Juan Claudio Lechin
Gays y el ciclo milenario
Parte 1: La hegemonía de lo femenino
Sobre la legalización del matrimonio gay, las opiniones van desde aceptaciones pechoñas hasta negaciones agitadas. Ambas son más sentimentales que racionales o causales. La primera apela a la lástima/comprensión y, la segunda, a una ultra-afirmación masculina (más vulnerable a los argumentos actuales). En este debate —como desde hace siglos en todo debate revolucionario—, se pone a la naturaleza como árbitro, sea para acusar de “contra-natura” o para defender como natural al homosexual. No es muy adecuado usar a la naturaleza como parámetro de lo correcto pues desde la noche de los tiempos, el ser humano no ha dejado de hacer lo imposible por alejarse de la naturaleza.
Los detractores de la homosexualidad (y del matrimonio gay) tienen varias debilidades en lo táctico. Una que ya es común, es acusar al que se opone al matrimonio gay de ser un homosexual reprimido, por tanto, el único camino de no ser gay (o no estar bajo la sospecha de serlo) es aceptarlo; haciendo que la virilidad fuera de toda duda pase por la aceptación gay. Otro elemento táctico es que en la legitimación de lo gay, como ha sucedido antes con otros actores importantes que irrumpen en la historia, están haciendo una reconstrucción del pasado mostrando (con o sin fundamento) a personajes célebres como homosexuales o posibles homosexuales. Hay varios otros resortes tácticos y episódicos en su inserción como actor social legitimado, pero más allá de triunfos o derrotas circunstanciales, estratégicamente han triunfado. La creciente hegemonía de lo femenino, en la historia global actual, conlleva la derrota de la larga hegemonía de lo viril. De otra manera no podría darse un crecimiento sostenido en esta relevancia continua de lo femenino, su poder, su pensamiento y su estética. No es que me alegre o me entristezca, me entusiasme o lo desdeñe, sino que parece ser esa la incontestable tendencia de época.

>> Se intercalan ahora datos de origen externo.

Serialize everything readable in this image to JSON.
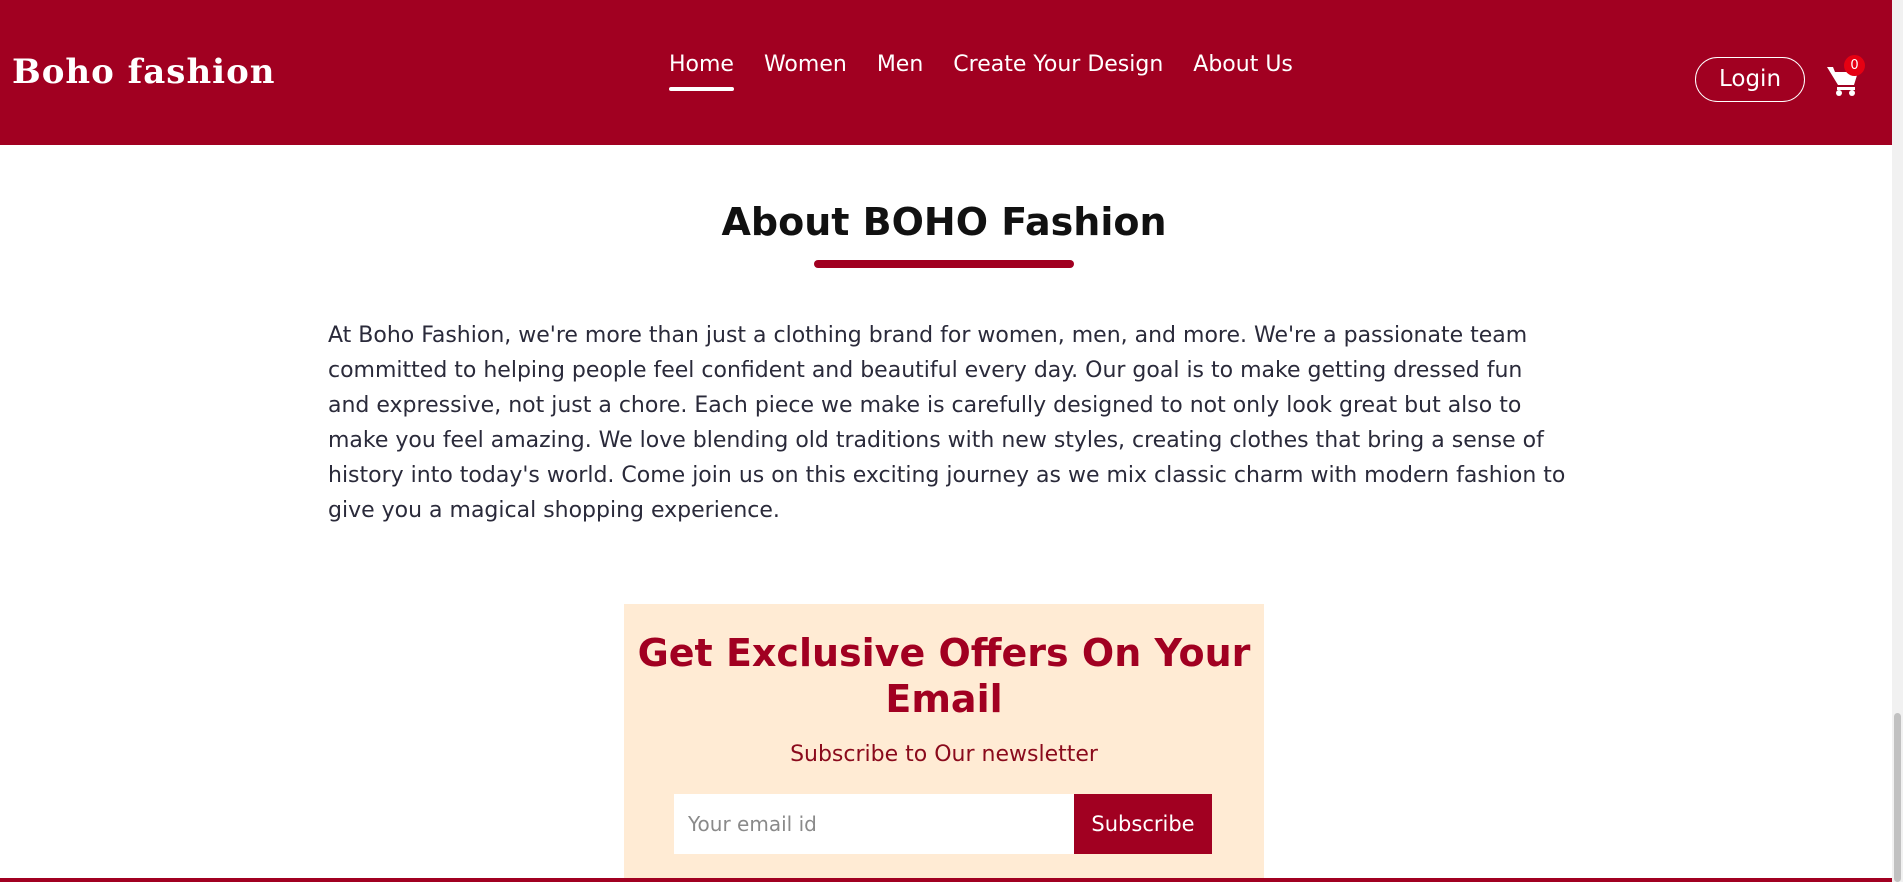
{
  "header": {
    "brand": "Boho fashion",
    "nav": [
      {
        "label": "Home",
        "active": true
      },
      {
        "label": "Women",
        "active": false
      },
      {
        "label": "Men",
        "active": false
      },
      {
        "label": "Create Your Design",
        "active": false
      },
      {
        "label": "About Us",
        "active": false
      }
    ],
    "login_label": "Login",
    "cart_icon": "cart-icon",
    "cart_count": "0"
  },
  "about": {
    "title": "About BOHO Fashion",
    "body": "At Boho Fashion, we're more than just a clothing brand for women, men, and more. We're a passionate team committed to helping people feel confident and beautiful every day. Our goal is to make getting dressed fun and expressive, not just a chore. Each piece we make is carefully designed to not only look great but also to make you feel amazing. We love blending old traditions with new styles, creating clothes that bring a sense of history into today's world. Come join us on this exciting journey as we mix classic charm with modern fashion to give you a magical shopping experience."
  },
  "newsletter": {
    "title": "Get Exclusive Offers On Your Email",
    "subtitle": "Subscribe to Our newsletter",
    "email_placeholder": "Your email id",
    "email_value": "",
    "subscribe_label": "Subscribe"
  },
  "colors": {
    "brand": "#a10021",
    "newsletter_bg": "#ffebd4",
    "badge": "#e60012"
  }
}
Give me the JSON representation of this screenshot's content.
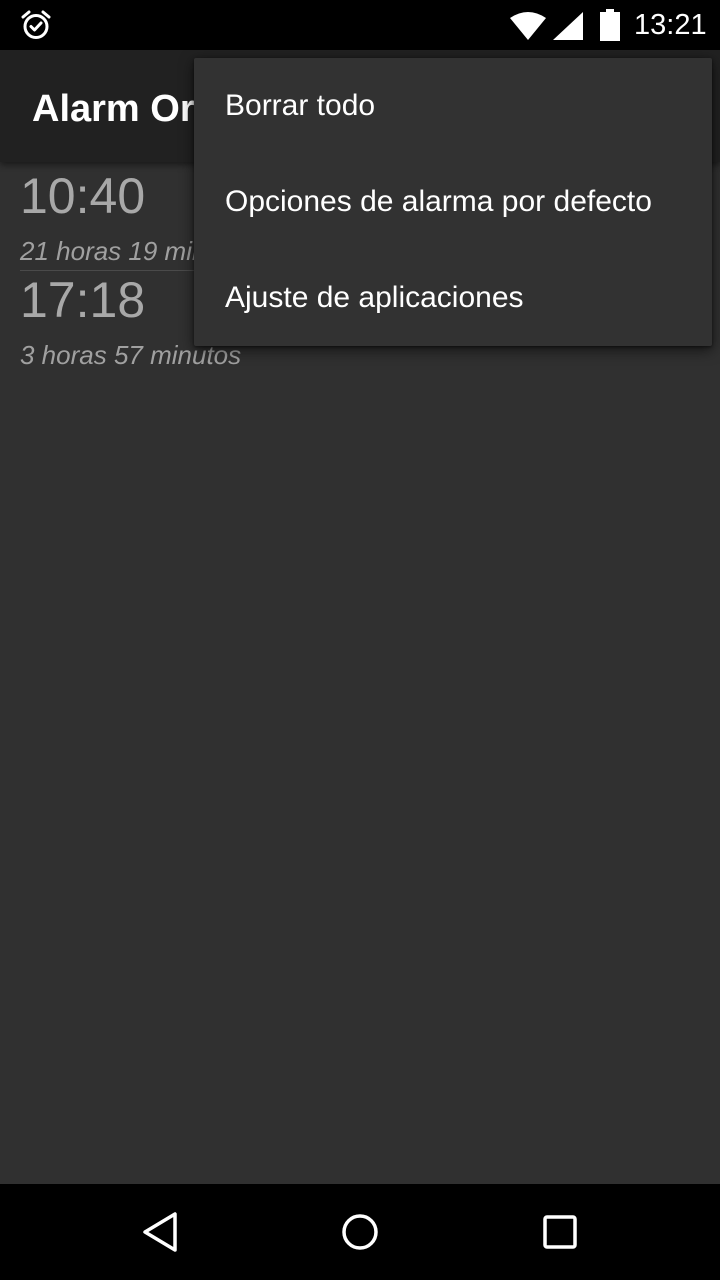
{
  "status_bar": {
    "time": "13:21",
    "icons": [
      "alarm-clock-icon",
      "wifi-icon",
      "signal-icon",
      "battery-icon"
    ]
  },
  "app_bar": {
    "title": "Alarm Organizer"
  },
  "alarms": [
    {
      "time": "10:40",
      "remaining": "21 horas 19 minutos"
    },
    {
      "time": "17:18",
      "remaining": "3 horas 57 minutos"
    }
  ],
  "overflow_menu": {
    "items": [
      {
        "label": "Borrar todo"
      },
      {
        "label": "Opciones de alarma por defecto"
      },
      {
        "label": "Ajuste de aplicaciones"
      }
    ]
  },
  "nav_bar": {
    "icons": [
      "back-icon",
      "home-icon",
      "recents-icon"
    ]
  },
  "colors": {
    "background": "#303030",
    "app_bar": "#212121",
    "menu": "#323232",
    "status_bar": "#000000",
    "alarm_text": "#a8a8a8"
  }
}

Creo que quedan pocas dudas de que vivimos un cambio de ciclo milenario en la historia. La evidencia parece indudable. Por un lado, la imparable caída de todos los paradigmas de la historia pasada (masculina), desde la religión hasta la filosofía, pero además habemos testigos presenciales de esta tendencia hegemónica de lo femenino, desde el punto de inflexión en la década de l960 y su crecimiento exponencial y sostenido. Obviamente que perteneciendo al orden de los grandes ciclos de la historia (los ciclos milenarios), el desplazamiento del ciclo masculino hacia la hegemonía de lo femenino no es abrupto y, por tanto, no es percibido por las personas desatentas a esta transformación, o por quienes tienen reticencias psicológicas a verla, o por quienes miden estos cambios con parámetros del pasado, útiles para fenómenos pasados, y que generalmente pasan por considerar lo femenino como un reivindicación de justicia social, de nivelación, de venganza o de redención; argumentos levantados generalmente por el feminismo primitivo que es el feminismo machista, o por los comunistas/fascistas que, en verdad, usan el feminismo como bandera o desestabilizador de otros sistemas pero cuando suben al poder son exageradamente masculinos.
Tal parece, pues, que a la vista de este desplazamiento —un largo ciclo masculino (desde Mesopotamia y el Egipto de Naqada I) hacia un ciclo femenino que se gesta actualmente, varias “novedades históricas” actuales deben ser analizadas bajo esta óptica y no bajo el pensamiento tradicional. Pues solo así, lo gay, más que una moda o el moño suelto por el relajamiento de las costumbres y la moral, o un condición enfermiza a la psique, se trata de la evidencia del ciclo femenino invadiéndolo todo, reafirmándose en el territorio del otro hegemónico, de lo masculino, no sólo en las estructuras sociales sino en el cuerpo.
Si aceptamos que existen ciclos milenarios de género, no es difícil inferir que antes de este ciclo masculino hubo un ciclo femenino. Efectivamente existió. Es poco indagado, pero está claramente representado por diosas femeninas y creadoras, como Istar y Astarté; diosas de enorme sofisticación teológica pues no eran ídolos sueltos sino cabezas de complejos panteones divinos, o sea, en su tiempo eran diosas femeninas equivalentes a lo que llegaría ser la cúspide de la construcción teológica varonil de Dios padre, creador y perfecto. Esto es importante señalar porque esas diosas no representan una ocurrencia o un accidente en la representación de lo trascendental de los seres humanos sino un largo proceso de creación teológica a partir de un tejido social existente, de sus psicologías, del poder de género, en su momento.